Source: Direct Reports from China
Date: July 2, 2018
Chinese Communist authorities have created an immense network of “re-education” camps for Muslim Uyghurs in Xinjiang since the beginning of its massive “sinicization of religion” campaign. Presented as the adaptation of religion to China’s socialist society, the case of Muslim Uyghurs, in fact, looks like a drive for cultural and religious cleansing. Called “concentration camps” by the locals, the camps are the cause of ever-growing concern.
Bitter Winter has received information that at least 400 Uyghur women are detained in the Hotan Vocational Skills Education and Training Center in Southern Xinjiang where they live in shocking conditions and undergo intense indoctrination. The oldest woman in the camp is fifty-years-old, and the youngest is just seventeen. Some women were detained just a few months after their weddings; the husbands of others are also detained in camps across Xinjiang.
As part of “transformation through education,” the inmates have to take various classes, like Mandarin Chinese or technology, and later need to pass exams. Only the ones who successfully pass the exams are considered for release. “Learning Chinese is really difficult,” said one detainee. “There are exams every week, and most people can’t even get 60%.” Education is not the main goal of these camps; detainees are made to disavow their Islamic faith, criticize themselves, and give thanks to the ruling Communist Party. The means to achieve this are various, like, listening to songs that praise the Party during each meal.
As a result of the constant pressure, the women in the camp have become emotionally unstable. One Uyghur girl said, crying, “My mom and dad are serving prison time and, at home, there’s just my little sister and old grandma. I miss them so much every day. I really hope that I can go back to take care of them soon.” Homesick and missing their children, the women spend their days crying.

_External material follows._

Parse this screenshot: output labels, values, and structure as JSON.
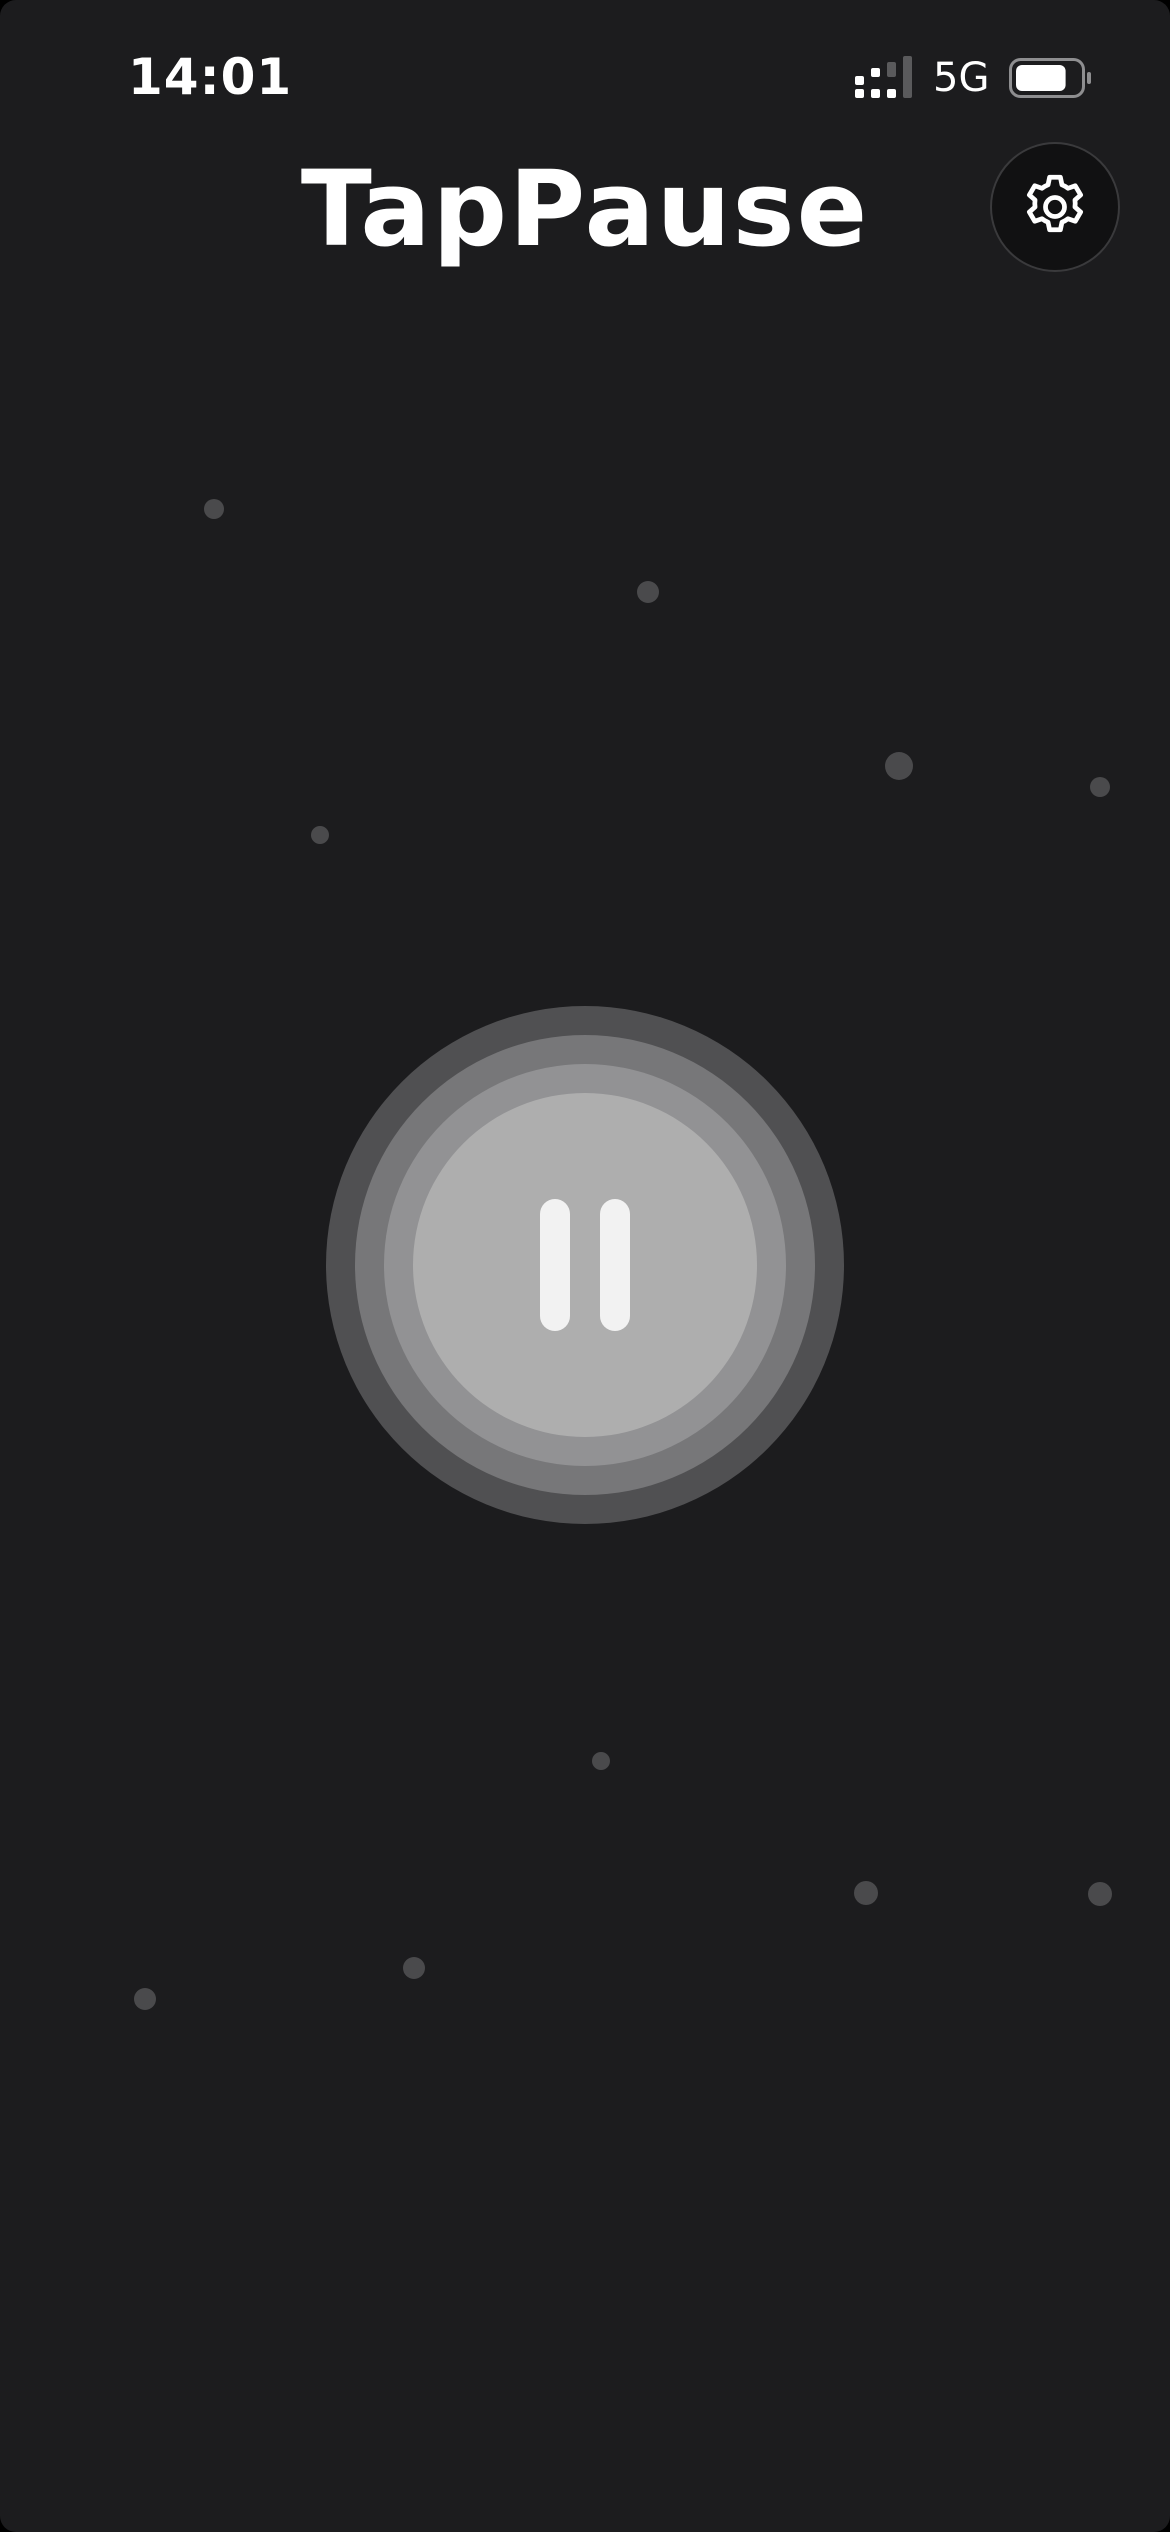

Security at the camp is extremely strict. One needs to pass through three entrances to get into the detainees’ living quarters: the first is a security door, the second is a locked iron gate, and the third is a small gate in the iron fence. There are 36 people in each small room with three-tier iron bunk beds surrounding the desks and stools for classes in the middle. Four video cameras are installed in each room and even in the bathrooms to monitor the women.
The detainees are only allowed to shower once a week; the growing temperatures have made the life of women living in very small quarters, with unpleasant body odors, extremely uncomfortable. To shower, hundreds of women are herded into one bathing room where they wash themselves without any privacy, guards observing them.
An informed source revealed that these Uyghur women used to be locked up in another education and training center referred to as the “New District” in Hotan where more than 20,000 Uyghurs are detained.